- Gaussian Process Kernels for Pattern Discovery and Extrapolation - https://arxiv.org/abs/1302.4245
A very beautiful paper to read! The thing GPs are excellent at is regression. Yet it is still difficult to discover patterns and do extrapolation with standard kernels such as RBF. Those are simply not expressive enough!
The paper proposes a new kernel type that helps do so, while inference remains simple and analytic. Experiments described in section 4.4 say everything: the new one can learn very complex oscillatory pattern while others cannot. How is that possible?
The root of all the beauties lie in Theorem 3.1 (Bochner), which shows that a function is a covariance function of a weakly stationary mean square if and only if it can be represented as in Eq. 6. (See this for a more detailed explanation of the theorem http://www.gaussianprocess.org/gpml/chapters/RW4.pdf)
The consequence is that there are a dual form between a kernel function (k) and its spectral density or power spectrum of k (S) as in Eqs. 7 and 8. This leads to a very important thing: The expressiveness of a kernel function can be represented by looking at the spectral density.

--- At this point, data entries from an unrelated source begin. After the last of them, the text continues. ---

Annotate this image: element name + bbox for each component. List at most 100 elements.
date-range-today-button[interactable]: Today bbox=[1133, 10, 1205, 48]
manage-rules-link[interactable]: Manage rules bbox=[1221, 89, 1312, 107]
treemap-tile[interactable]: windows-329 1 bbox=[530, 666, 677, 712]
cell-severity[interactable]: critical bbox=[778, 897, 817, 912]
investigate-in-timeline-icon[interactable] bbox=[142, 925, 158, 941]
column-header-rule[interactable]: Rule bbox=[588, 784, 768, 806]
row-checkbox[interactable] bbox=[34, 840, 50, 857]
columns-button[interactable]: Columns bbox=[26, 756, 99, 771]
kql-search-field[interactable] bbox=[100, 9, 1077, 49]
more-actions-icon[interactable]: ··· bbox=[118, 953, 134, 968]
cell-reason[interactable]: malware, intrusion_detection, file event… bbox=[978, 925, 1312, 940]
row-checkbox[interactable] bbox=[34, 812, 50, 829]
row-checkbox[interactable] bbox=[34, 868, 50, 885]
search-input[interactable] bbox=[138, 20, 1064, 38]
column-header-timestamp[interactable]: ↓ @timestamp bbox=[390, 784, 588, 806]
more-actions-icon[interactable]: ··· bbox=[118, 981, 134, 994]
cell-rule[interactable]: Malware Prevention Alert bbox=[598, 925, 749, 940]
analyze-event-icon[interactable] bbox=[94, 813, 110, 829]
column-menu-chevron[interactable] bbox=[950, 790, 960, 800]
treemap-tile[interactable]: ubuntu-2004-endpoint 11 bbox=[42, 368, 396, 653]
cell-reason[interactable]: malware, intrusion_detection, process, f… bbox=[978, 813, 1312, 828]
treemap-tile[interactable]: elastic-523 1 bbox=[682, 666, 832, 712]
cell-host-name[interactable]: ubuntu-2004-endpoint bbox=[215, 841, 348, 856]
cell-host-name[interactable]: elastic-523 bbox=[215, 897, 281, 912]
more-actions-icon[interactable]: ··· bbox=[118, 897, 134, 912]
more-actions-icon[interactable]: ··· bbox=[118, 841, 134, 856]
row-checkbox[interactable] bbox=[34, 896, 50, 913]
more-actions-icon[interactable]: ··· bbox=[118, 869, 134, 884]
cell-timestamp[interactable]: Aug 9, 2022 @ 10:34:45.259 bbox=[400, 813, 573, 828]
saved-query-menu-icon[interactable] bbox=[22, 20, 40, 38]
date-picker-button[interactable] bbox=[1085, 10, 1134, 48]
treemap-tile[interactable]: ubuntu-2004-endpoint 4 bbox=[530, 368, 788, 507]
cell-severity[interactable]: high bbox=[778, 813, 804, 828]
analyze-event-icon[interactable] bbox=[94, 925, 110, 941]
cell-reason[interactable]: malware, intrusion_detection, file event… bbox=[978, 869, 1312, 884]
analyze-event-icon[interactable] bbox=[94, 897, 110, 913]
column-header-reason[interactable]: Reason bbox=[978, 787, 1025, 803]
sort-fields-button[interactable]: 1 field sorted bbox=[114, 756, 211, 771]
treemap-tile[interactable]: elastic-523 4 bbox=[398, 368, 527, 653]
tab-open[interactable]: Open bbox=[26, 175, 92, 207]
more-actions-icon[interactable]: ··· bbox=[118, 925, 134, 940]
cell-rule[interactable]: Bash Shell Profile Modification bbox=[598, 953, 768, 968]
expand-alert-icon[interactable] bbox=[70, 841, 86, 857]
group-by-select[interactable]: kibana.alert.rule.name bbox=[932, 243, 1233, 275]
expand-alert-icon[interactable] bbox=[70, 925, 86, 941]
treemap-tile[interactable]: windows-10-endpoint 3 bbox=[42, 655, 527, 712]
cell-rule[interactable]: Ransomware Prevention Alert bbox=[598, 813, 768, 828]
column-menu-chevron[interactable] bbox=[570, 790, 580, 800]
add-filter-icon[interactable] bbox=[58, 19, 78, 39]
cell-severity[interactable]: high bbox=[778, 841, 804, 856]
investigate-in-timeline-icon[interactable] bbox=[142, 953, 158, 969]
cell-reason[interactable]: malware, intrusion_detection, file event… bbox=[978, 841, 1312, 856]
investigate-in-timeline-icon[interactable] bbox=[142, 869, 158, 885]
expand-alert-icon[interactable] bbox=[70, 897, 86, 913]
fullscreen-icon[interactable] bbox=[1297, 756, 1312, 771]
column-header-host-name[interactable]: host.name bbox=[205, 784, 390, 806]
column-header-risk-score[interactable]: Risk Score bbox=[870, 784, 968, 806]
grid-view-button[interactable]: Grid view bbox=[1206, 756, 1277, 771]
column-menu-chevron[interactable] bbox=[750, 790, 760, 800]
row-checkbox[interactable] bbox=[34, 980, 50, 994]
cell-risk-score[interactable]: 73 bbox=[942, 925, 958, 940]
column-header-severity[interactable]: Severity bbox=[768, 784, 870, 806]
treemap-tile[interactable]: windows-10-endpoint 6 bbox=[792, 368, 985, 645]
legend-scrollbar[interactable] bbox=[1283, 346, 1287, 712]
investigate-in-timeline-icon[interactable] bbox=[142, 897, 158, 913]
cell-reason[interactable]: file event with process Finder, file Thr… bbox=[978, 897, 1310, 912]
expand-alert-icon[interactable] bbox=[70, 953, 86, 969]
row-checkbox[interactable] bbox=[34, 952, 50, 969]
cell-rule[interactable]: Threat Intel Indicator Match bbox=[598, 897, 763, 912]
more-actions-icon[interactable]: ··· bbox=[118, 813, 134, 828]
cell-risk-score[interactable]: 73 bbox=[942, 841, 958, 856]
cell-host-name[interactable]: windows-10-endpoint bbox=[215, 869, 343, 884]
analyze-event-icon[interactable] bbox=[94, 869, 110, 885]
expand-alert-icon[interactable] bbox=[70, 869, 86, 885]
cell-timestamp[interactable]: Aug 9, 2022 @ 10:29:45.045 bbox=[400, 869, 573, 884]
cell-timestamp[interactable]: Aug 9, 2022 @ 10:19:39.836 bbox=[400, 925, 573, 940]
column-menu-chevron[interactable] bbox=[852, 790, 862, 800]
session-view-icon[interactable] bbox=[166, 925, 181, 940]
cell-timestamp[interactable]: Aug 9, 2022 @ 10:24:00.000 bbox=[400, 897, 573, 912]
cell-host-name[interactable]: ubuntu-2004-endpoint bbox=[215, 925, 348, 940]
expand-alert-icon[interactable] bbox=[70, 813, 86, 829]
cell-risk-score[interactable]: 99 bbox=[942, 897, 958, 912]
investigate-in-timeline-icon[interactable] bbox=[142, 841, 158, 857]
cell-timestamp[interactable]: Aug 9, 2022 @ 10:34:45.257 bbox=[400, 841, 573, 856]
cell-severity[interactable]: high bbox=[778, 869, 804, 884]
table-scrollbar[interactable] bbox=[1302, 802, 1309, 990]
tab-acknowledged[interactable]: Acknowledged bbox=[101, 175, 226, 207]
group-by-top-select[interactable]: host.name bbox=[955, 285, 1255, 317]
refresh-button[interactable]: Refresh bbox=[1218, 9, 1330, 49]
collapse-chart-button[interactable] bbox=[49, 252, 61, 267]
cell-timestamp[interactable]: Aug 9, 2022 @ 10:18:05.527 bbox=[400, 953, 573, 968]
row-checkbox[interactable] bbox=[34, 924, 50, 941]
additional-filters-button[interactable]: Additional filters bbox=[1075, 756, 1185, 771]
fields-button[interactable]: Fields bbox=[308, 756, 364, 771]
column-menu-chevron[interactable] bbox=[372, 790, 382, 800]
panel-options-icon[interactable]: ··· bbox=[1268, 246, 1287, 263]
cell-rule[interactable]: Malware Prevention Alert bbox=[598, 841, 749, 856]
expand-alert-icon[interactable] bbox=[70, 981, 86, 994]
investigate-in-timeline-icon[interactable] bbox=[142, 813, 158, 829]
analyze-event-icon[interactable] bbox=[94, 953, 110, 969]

Coming back to the traditional RBF kernel. Plugging the kernel to Eq. 8 leads to the fact that the density is a Gaussian distribution centered on the origin (I indeed don't get the word origin here). The authors suppose that it could be better to use a complex form of spectral density: A mixture of Gassians. Their argument is that such a mixture, given a large number of components, can approximate arbitrary distribution (see this for a reference http://www.dsp.utoronto.ca/~kostas/Publications2008/pub/bch3.pdf). I am not so sure about this as this is the first time I heard this thing. If it is true (and I understand correctly), this is very nice!
Having a mixture of Gaussians as the form of spectral density leads to a very nice form of kernel function (Eq. 12). The thing I am not so sure is that how hard it is to optimize the hyperparameters with the new kernel, as we indeed have more parameters here. The authors mentioned they use nonlinear conjugate gradients to do so, but admitted it is not really stable (?) in the Supplementary.